El 8 de enero de 1949 se publicó una de las leyes más importantes de la historia política del siglo XX chileno. Se trata de la Ley Nº 9.292, que estableció el sufragio femenino para las elecciones parlamentarias y presidenciales, ampliando la ciudadanía y la masa electoral. También fueron elegidas las primeras parlamentarias mujeres en la historia de Chile: Inés Enríquez Frodden, diputada, electa en 1951, y María de la Cruz Toledo, senadora, electa en 1953. También hubo importantes avances sociales, como la creación del Servicio Nacional de Salud, mediante la Ley Nº 10.383, publicada el 8 de agosto de 1952, que fusionó varias dependencias dedicadas a la salud pública en una autoridad sanitaria única, garantizada por el Estado. El SNS se definió como el organismo estatal y la autoridad central que se ocupaba de las prestaciones de la salud pública, dando un paso importante en orden a otorgar el derecho a la salud a una parte importante de la población.

Durante el gobierno de Carlos Ibáñez del Campo (1952-1958), se profundizaron las reformas políticas democráticas.
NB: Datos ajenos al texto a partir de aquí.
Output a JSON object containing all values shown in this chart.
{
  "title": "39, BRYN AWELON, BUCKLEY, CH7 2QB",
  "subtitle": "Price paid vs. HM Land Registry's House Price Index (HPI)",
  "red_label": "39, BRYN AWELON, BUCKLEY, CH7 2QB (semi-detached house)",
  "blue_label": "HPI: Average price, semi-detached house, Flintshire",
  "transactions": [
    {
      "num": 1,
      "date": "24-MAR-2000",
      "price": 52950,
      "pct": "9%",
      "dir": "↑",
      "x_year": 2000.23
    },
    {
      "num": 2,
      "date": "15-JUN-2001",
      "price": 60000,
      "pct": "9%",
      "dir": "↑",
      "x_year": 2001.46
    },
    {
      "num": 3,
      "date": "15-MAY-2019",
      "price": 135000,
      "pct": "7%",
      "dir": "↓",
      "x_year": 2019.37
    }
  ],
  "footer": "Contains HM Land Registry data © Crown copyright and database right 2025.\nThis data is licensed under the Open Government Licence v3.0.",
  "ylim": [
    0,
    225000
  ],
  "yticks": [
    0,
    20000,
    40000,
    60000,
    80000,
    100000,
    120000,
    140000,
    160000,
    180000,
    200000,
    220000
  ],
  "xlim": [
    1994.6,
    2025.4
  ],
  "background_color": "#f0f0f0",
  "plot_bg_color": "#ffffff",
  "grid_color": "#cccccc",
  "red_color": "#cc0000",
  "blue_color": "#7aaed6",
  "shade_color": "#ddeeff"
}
Así por ejemplo, el 31 de mayo de 1958 comienza a regir la Ley N°12.889, que estableció la cédula única de votación (papeleta del voto), impresa por el Estado, que fue utilizada en lo sucesivo en las elecciones presidenciales y parlamentarias. Esta Ley tuvo por objetivo evitar el cohecho y las irregularidades en materia electoral. En los años sesenta y setenta, los gobiernos de Jorge Alessandri Rodríguez (1958-1964), Eduardo Frei Montalva (1964-1970) y Salvador Allende Gossens (1970-1973), dictaron leyes importantes para el desarrollo del país.

Una de las más importantes fue la Reforma Agraria, que no solo estableció la subdivisión de la gran propiedad de la tierra, sino que también tuvo implicancias políticas y sociales. La primera Ley de Reforma Agraria se dictó el 27 de noviembre de 1962 (Ley Nº 15.020), sentando las bases de este cambio que experimentó la gran propiedad agrícola.

Más tarde, el 28 de julio de 1967 fue publicada la Ley Nº 16.640, que agregó una reforma constitucional sobre el derecho de la propiedad privada y se facultaba al Estado el uso de recursos naturales, bienes de producción u otros de importancia para la vida económica, social o cultural del país. Paralelamente a ello, el 29 de abril de 1967 se dictó la Ley de Sindicalización Campesina (N° 16.625), la cual facilitó la constitución de sindicatos campesinos, actores que tradicionalmente no tenían una relevancia ciudadana o pública.

Entre 1969 y 1970, se dictaron dos leyes que ampliaron el padrón electoral, fortaleciendo todavía más la participación democrática y estableciendo definitivamente el sufragio universal. El 11 de diciembre de 1969 se dicta el Decreto N°1.667, que otorga derecho a voto a las personas no videntes, y por otro lado, el 23 de enero de 1970, con la Ley N°17.284, se rebajó la edad para votar de 21 a 18 años, concediéndose también el derecho a voto a las personas analfabetas.

Finalmente, el 11 de julio de 1971 el Congreso Nacional de Chile aprobó la reforma constitucional numerada por la Ley N° 17.450 que nacionalizó los yacimientos de la Gran Minería del Cobre, principal producto de exportación del país, estableciéndose el dominio del Estado sobre este recurso natural.

El 11 de septiembre de 1973, y luego de una larga crisis política, institucional y económica, las Fuerzas Armadas y de Orden llevan a cabo un golpe de Estado, estableciendo una ruptura de las instituciones democráticas, con múltiples consecuencias para el desarrollo del Poder Legislativo chileno.